一位曾在招行廣東二級分行工作的人士對經濟觀察報記者外示,大概2015年到2016年上半年當時他所在的分行都在主推“錢端”,員工領紅包的同時二維碼天生方也有相應回報,掃碼的人越多回報越多,當時離職的招行員工據說將二維碼發各種群,躺著月進賬超萬元。他從2016年起自己用,也推薦家人朋友用。

其次令投資人疑惑的是既然招行在2017年4月28日已經停止了與錢端的合作,為什么不在第一時間告知投資人,而是到了2018年10月才發布公告。最近,吳珊和一些來自全邦各地的投資人都到了各地分行討要說法。

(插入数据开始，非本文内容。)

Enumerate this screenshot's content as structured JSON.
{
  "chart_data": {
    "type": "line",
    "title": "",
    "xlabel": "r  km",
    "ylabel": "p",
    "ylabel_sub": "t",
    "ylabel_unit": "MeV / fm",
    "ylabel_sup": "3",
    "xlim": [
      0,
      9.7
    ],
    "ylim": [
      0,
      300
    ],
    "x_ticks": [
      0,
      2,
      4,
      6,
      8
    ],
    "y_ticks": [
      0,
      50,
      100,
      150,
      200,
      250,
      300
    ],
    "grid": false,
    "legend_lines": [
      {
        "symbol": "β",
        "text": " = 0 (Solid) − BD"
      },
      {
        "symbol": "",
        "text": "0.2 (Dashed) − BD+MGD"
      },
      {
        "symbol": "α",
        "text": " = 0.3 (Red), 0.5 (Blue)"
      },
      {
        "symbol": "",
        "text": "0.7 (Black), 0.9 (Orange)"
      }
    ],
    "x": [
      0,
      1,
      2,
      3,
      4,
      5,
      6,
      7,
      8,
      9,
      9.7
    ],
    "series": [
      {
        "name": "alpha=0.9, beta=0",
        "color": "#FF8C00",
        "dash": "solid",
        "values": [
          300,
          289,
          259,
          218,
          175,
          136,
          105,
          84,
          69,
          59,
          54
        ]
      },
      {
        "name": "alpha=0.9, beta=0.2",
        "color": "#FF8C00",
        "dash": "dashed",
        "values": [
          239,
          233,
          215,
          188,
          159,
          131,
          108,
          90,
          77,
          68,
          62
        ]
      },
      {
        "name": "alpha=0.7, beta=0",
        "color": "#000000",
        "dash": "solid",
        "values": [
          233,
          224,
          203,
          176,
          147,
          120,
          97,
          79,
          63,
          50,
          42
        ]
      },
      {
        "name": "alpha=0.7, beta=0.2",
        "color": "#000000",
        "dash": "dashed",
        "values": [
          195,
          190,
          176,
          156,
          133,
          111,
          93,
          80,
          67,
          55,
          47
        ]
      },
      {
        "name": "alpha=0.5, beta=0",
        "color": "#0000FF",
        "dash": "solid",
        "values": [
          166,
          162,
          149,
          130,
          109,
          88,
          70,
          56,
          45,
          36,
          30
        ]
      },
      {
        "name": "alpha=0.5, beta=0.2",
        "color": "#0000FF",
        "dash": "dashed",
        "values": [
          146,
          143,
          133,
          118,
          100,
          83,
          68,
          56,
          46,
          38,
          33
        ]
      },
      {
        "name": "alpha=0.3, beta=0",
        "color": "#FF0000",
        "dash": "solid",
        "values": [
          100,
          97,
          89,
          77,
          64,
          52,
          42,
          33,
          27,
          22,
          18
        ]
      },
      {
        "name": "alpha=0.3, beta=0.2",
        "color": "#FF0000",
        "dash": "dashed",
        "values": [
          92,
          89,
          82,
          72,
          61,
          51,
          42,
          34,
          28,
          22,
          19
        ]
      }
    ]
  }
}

據投資人提供的一份來自于投資人與招行沈陽分行的對話實質來看,該沈陽分行業務負責人外示,2017年4月是商務合同終止,正常停止合作,彼時沒有任何問題發生;其次,2017年合同終止后,錢端就與招行沒有任何業務往來,招行不是平臺的運營方,和錢端停止合作后已經不掌握投資人和底層資產的相關信息,不應該由招行通知投資人,而是錢端負責告訴一切投資人。記者核實灌音后證實對話屬實。

對于踩雷的原因,招行和錢端也是各執一詞。錢端公告稱招行對其發布的項目產品進行了錯配(包括資產和期限等的錯配),錢端接收的信息只有資產要素(期限、金額、收益率、項目編碼)無法獲取具體資產情況。

而招行方面外示,網金控股及其指定的錢端APP經營方作為撮合融資方和投資方的主體,不但掌握投資人的具體信息,也更清楚融資人和融資標的底層資產的信息,同時也清楚向投資者召募資金的資金流向。

根據投資人的流水,資金的流向主要流往了三個方向;分別是(特約)招行小集團服務平臺、網金控股、錢端和一些消費金融平臺,但14億逾期金額最終流向不明。